Berlin/Staffelstein (dpa) - Gut eine Woche vor der Bundestagsabstimmung über den erweiterten Euro-Rettungsschirm ist ein Erfolg der schwarz-gelben Koalition weiter fraglich.

Die Mehrheit von Union und FDP sei aber ohnehin nicht zwingend erforderlich, sagte Finanzminister Wolfgang Schäuble (CDU) in der «Berliner Zeitung» (Mittwoch). Davon hänge der Fortbestand der Regierung nicht ab.

Heftig gestritten wurde am Mittwoch im Bundestag über das Thema «Geordnete Insolvenz: Die Haltung der Bundesregierung». Die Grünen hatten unter dieser Überschrift eine Aktuelle Stunde beantragt mit Blick auf die umstrittenen Griechenland-Äußerungen von Bundeswirtschaftsminister Philipp Rösler (FDP).

Im Haushaltsausschuss des Bundestags wurde bis zum Abend abschließend über den Euro-Rettungsschirm beraten. Mit Blick auf die Abstimmung in der kommenden Woche sagte Schäuble, man habe eine Mehrheit von 80 Prozent im Bundestag. Damit bezog er sich auf die Zusage von SPD und Grünen, der umstrittenen Erweiterung am 29. September zuzustimmen.

SPD-Fraktionsvize Joachim Poß sagte in der Aktuellen Stunde, die schwarz-gelbe Bundesregierung sei in «Chaos und Auflösung». Vize-Kanzler Rösler solle sich fragen, ob er sein Amt aufgebe. FDP-Generalsekretär Christian Lindner entgegnete, Rösler bleibe bei seiner Position. SPD-Chef Sigmar Gabriel sei eine «fleischgewordene Pirouette», weil sich die SPD im Mai 2010 kurz vor der Wahl in Nordrhein-Westfalen beim ersten Griechenland-Hilfspaket im Bundestag enthalten habe und jetzt für Athen kämpfe.

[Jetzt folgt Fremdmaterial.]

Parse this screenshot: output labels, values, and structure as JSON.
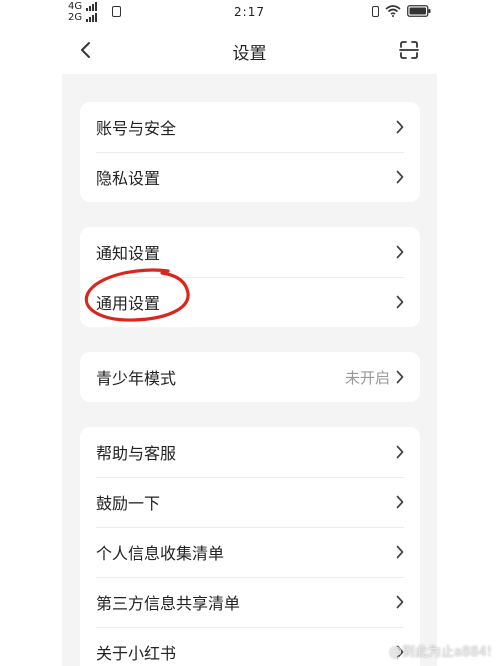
{
  "status_bar": {
    "network_top": "4G",
    "network_bottom": "2G",
    "time": "2:17"
  },
  "nav": {
    "title": "设置",
    "back_icon": "chevron-left-icon",
    "scan_icon": "scan-icon"
  },
  "groups": [
    {
      "items": [
        {
          "label": "账号与安全"
        },
        {
          "label": "隐私设置"
        }
      ]
    },
    {
      "items": [
        {
          "label": "通知设置"
        },
        {
          "label": "通用设置"
        }
      ]
    },
    {
      "items": [
        {
          "label": "青少年模式",
          "value": "未开启"
        }
      ]
    },
    {
      "items": [
        {
          "label": "帮助与客服"
        },
        {
          "label": "鼓励一下"
        },
        {
          "label": "个人信息收集清单"
        },
        {
          "label": "第三方信息共享清单"
        },
        {
          "label": "关于小红书"
        }
      ]
    }
  ],
  "annotation_color": "#d9271f",
  "watermark": "@到此为止a884!"
}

Grünen-Fraktionschef Jürgen Trittin sagte, es sei fahrlässig, den von der eigenen Regierung eingeleiteten Umtausch griechischer Staatsanleihen mit dem «Gerede von einer Insolvenz» auszubremsen, so dass die ohnehin schon geringe private Gläubigerbeteiligung noch kleiner ausfalle.

FDP-Fraktionschef Rainer Brüderle zeigte sich überzeugt, dass die Koalition bei der Abstimmung über den Euro-Rettungsschirm eine eigene Mehrheit erreichen wird. Er sei sogar zuversichtlich, dass es für die symbolisch wichtige Kanzlermehrheit reichen könnte, meinte Brüderle. Diese liegt eine Stimme über der absoluten Mehrheit aller Abgeordneten - unabhängig von der Zahl der Anwesenden. Schwarz-Gelb kann sich dafür nur 19 Abweichler leisten.